[weberc2]

That's a big jump between OCaml and Go. I'm not familiar with ray tracing, but skimming the source code it mostly looks like it's doing floating point math; it doesn't look like it's using the runtime (no allocations, no virtual function calls, no scheduling, etc), so I'm surprised that Go is performing relatively poorly.

I wonder if the performance gap is attributable to some overhead in Go's function calls? I know Go passes parameters on the stack instead of via registers... Maybe it's due to passing struct copies instead of references (looks like the C version passes references)? Generally poor code generation?

Anyone else have ideas or care to profile?

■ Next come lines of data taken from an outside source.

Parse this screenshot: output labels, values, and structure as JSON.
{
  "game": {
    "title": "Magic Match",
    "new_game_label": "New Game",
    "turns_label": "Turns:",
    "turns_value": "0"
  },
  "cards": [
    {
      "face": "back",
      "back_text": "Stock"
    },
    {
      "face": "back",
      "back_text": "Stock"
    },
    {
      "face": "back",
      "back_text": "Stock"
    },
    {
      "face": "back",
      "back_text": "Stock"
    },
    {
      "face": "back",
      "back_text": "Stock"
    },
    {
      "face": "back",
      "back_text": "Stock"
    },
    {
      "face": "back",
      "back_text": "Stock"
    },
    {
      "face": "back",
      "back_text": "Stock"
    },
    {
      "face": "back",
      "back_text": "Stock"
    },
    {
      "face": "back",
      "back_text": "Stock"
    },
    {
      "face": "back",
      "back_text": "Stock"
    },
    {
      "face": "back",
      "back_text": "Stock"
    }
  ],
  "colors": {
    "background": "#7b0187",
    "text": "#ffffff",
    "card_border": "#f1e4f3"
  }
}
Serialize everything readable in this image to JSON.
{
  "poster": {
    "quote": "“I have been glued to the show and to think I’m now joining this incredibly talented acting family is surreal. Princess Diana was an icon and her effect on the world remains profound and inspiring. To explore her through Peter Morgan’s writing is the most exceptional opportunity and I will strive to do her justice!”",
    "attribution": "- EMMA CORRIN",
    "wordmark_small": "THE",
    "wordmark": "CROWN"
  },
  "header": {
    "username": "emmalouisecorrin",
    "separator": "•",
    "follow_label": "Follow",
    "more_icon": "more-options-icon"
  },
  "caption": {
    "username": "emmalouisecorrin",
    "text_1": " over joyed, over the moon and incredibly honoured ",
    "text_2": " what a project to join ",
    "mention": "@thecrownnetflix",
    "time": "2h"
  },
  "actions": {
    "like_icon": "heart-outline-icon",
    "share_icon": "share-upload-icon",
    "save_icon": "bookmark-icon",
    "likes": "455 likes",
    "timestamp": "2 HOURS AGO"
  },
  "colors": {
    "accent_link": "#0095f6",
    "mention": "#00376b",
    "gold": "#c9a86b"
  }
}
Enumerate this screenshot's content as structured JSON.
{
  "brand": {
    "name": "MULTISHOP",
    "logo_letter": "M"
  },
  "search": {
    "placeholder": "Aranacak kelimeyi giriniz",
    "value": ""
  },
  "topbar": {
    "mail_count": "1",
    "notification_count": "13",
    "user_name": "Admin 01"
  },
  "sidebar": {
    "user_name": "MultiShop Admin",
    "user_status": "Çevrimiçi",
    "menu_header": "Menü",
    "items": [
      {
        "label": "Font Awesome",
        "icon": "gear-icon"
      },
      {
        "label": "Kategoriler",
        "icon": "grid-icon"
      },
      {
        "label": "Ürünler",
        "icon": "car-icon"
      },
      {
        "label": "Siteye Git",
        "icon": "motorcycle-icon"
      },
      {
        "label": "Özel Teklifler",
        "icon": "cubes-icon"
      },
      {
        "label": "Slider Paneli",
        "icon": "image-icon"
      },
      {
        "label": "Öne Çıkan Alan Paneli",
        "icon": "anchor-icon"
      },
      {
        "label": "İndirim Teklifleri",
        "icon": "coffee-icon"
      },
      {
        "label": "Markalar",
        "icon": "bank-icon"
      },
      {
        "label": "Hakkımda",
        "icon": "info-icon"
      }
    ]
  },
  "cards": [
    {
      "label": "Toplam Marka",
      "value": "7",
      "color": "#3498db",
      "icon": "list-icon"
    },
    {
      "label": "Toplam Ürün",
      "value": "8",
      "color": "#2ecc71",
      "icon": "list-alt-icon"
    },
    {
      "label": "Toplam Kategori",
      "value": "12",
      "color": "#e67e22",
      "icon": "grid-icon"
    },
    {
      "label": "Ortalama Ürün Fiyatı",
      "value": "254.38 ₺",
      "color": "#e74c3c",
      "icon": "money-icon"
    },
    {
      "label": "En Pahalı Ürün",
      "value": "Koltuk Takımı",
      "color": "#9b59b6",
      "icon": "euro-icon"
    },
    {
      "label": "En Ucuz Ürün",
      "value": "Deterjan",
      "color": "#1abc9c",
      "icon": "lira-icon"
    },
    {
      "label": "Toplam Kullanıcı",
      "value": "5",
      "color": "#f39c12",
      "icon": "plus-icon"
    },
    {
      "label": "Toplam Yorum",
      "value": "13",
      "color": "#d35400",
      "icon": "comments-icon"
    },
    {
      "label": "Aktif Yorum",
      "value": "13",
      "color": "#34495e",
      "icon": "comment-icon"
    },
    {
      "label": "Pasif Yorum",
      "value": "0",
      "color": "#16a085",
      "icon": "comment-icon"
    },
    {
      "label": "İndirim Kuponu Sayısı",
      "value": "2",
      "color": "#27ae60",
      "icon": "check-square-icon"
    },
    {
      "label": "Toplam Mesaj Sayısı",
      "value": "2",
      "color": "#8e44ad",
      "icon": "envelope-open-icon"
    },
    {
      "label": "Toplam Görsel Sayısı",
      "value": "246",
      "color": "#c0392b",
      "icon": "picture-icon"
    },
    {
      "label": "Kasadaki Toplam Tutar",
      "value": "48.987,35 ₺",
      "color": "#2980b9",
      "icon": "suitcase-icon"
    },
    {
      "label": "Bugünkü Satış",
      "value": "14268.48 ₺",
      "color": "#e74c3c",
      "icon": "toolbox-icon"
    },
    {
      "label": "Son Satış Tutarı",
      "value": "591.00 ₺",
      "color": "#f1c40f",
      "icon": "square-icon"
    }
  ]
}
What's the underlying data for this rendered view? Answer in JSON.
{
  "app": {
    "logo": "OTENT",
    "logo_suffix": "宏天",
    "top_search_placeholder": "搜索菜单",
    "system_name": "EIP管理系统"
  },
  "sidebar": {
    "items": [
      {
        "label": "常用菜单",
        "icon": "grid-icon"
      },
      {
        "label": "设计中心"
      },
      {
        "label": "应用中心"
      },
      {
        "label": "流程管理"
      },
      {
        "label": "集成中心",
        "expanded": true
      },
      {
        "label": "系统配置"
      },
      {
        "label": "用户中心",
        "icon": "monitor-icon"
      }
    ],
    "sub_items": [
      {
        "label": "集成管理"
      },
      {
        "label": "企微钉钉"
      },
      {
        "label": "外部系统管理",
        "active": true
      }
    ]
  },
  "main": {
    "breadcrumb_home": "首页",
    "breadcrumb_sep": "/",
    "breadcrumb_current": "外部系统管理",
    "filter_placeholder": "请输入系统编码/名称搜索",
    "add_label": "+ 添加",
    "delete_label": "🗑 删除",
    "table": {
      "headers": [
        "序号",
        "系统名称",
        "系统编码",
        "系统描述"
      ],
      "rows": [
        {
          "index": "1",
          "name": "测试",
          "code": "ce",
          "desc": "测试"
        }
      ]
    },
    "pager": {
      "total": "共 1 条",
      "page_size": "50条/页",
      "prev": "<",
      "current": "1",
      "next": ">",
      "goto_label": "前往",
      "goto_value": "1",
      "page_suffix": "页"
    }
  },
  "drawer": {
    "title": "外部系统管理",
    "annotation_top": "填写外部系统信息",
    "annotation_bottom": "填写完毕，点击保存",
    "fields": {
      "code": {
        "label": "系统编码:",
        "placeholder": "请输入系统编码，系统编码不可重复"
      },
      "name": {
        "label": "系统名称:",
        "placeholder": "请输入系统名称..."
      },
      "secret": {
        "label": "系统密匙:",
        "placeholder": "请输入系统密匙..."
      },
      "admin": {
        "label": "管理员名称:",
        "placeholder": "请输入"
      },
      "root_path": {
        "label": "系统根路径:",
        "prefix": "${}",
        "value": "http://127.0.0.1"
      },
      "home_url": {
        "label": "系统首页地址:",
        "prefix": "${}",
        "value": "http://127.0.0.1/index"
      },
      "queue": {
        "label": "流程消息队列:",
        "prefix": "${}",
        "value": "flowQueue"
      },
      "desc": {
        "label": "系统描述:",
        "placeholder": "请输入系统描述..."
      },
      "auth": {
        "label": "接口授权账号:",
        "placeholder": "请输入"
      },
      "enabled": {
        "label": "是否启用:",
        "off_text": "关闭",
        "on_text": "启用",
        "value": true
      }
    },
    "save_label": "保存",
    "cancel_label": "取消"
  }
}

EDIT: From my 2015 MBP, Go (version 1.12) is indeed quite a lot slower than C, but only if you're doing an optimized build `-03`:

    tmp $  time ./gorb
    real    1m15.128s
    user    1m9.366s
    sys     0m6.754s

    tmp $  clang crb.c
    tmp $  time ./a.out
    real    1m13.041s
    user    1m10.284s
    sys     0m0.624s

    tmp $  gcc crb.c -o crb -std=c11 -O3 -lm -D_XOPEN_SOURCE=600
    tmp $  time ./crb
    real    0m22.703s
    user    0m22.550s
    sys     0m0.073s

    tmp $  clang crb.c -o crb -std=c11 -O3 -lm -D_XOPEN_SOURCE=600
    tmp $  time ./crb
    real    0m22.689s
    user    0m22.564s
    sys     0m0.060s

EDIT2: I re-modified the Go version (https://gist.github.com/weberc2/2aed4f8d3189d09067d564448367...) to pass references and that seems to put it on par with C (or I mistranslated, which is also likely):

    $ time ./gorb 
    real    0m19.282s
    user    0m14.467s
    sys     0m7.523s

[jerf]

There's a variety of possibilities. Lerc mentions GC as one possibility, which could definitely be the case. Another one that would be high on my "first guess" list is that everything above it has much better optimizers, and raytracing code is one of the places this is really going to show. Go does basically very little optimization, because it prioritizes fast compilation.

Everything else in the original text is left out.